Stability Changes to our Storage Systems

DEAR MEMBERS,

This report will address issues concerning service outages and improvements we are planning to undertake over the coming weeks to improve the reliability of the service we provide for you.

SUCCESSFUL IMPROVEMENTS TO RELIABILITY OF UTILITIES (POWER AND NETWORK)

Many factors affect service availability. Our current system infrastructure was engineered and deployed in the summer of 2010 to address critical utility failures, such as power supply and network connectivity. Prior to then these had been disrupted on numerous occasions due to unforeseen external incidents – such as lightning strikes and network attacks. However, since our 2010 infrastructure upgrade, we are happy to report that we have achieved virtually 100% uptime for both power and network supplies.

STILL SOME DISTANCE GO TO WITH OVERALL SERVICE AVAILABILITY

Nevertheless, overall we have not been happy with the various other outages we have experienced this year. Whilst our current uptime is well above that of 2010 (98%), we are slightly down on the overall uptime we maintained during 2011 (99.75%) and are determined to regain and improve upon this in 2013, with a target of 99.9%.

graph-01

STORAGE SYSTEMS ARE THE MAIN CAUSE OF OUTAGES

Many of you will no doubt have noticed that whenever we have experienced service availability problems, our service updates have generally referred to issues concerning our storage layer. During the past few months we have attempted to determine the precise cause of this instability and have implemented small changes to improve availability. One part of the system that frequently seems to be implicated in these outages is our Network File System (NFS) layer which lets services share their storage over the network.

UPCOMING CHANGES TO OUR STORAGE SYSTEM – REMOVING NFS

This month we are implementing our biggest change yet, involving the removal of the entire network storage layer from our server infrastructure. Currently our storage servers exist separately from our mail access servers, but after this change we will have a direct storage access model which should result in less data transfer overhead and a system that is not prone to instabilities in NFS. If NFS has indeed been the culprit for these outages, we expect to see a marked improvement in service uptimes.

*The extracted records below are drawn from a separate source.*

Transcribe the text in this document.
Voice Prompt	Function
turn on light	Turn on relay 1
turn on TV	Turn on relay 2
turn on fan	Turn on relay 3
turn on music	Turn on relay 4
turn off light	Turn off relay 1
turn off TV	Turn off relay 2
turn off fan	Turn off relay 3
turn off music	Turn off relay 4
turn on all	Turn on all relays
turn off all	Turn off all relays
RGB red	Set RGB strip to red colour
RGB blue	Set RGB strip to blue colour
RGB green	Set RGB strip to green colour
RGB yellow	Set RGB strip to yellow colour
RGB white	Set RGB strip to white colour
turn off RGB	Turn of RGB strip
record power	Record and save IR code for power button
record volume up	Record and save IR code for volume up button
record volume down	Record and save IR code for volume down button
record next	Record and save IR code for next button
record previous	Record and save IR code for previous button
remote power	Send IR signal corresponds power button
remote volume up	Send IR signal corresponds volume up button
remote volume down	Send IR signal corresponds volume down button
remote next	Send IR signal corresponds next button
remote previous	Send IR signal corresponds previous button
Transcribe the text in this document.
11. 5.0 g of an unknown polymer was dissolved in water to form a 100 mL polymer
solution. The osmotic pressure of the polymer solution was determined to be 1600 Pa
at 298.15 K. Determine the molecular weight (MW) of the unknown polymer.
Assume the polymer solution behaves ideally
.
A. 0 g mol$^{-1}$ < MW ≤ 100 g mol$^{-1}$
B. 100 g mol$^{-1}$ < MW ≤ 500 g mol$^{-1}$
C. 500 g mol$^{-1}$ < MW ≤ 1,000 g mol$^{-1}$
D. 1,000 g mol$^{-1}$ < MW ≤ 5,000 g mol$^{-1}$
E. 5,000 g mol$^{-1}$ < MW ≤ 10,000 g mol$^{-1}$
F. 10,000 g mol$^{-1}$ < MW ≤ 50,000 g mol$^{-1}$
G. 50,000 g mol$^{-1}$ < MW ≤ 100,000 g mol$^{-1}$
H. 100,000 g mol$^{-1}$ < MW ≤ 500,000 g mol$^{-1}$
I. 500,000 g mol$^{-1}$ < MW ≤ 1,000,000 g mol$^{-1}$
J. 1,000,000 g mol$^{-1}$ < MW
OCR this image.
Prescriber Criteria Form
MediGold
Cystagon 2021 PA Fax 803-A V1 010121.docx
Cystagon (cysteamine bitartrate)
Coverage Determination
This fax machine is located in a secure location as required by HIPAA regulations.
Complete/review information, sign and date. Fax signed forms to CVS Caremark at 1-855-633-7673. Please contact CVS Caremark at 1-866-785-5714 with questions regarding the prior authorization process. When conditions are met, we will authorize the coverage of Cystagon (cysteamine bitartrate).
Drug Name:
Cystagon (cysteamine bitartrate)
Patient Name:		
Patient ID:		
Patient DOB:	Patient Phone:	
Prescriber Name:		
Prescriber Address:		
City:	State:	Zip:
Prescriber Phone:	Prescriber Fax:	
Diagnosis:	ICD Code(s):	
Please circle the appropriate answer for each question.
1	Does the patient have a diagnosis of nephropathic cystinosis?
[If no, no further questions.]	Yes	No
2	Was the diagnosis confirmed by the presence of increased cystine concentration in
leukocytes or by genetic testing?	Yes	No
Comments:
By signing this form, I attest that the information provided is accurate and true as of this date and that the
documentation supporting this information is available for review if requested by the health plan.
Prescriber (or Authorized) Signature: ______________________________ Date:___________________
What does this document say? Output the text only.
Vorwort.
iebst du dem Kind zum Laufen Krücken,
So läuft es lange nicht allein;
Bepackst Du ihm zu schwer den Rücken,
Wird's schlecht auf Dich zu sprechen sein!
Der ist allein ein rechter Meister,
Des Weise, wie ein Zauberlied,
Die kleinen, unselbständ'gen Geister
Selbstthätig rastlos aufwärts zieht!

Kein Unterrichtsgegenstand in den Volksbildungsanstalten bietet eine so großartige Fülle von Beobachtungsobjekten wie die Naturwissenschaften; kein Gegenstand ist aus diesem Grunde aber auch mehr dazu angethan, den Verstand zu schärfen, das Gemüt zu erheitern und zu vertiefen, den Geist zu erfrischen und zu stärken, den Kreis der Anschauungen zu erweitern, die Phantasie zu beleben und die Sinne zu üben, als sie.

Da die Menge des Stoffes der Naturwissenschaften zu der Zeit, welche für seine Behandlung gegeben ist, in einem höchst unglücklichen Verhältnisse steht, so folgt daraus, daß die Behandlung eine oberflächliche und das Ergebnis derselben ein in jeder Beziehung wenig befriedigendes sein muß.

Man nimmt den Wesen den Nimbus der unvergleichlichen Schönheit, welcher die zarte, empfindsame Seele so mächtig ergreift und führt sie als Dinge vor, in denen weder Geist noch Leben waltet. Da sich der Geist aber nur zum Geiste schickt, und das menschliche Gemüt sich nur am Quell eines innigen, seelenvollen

A SEAMLESS MIGRATION TO THIS NEW SYSTEM

We have created a migration protocol that should not require any downtime to our service nor any changes to your own configurations. In practice, no data is actually being moved… we are simply redirecting traffic flows and you should not notice any interruption.

Naturally we are closely monitoring this process so that, should something go wrong, we will be able to respond instantly. The whole process will be completed within the next two weeks.

THANK YOU

We appreciate your patience as we strenuously work to improve the service we provide. Once this important upgrade has been completed I will publish a more general update to review the changes and to report on future developments.

With best wishes,

sig2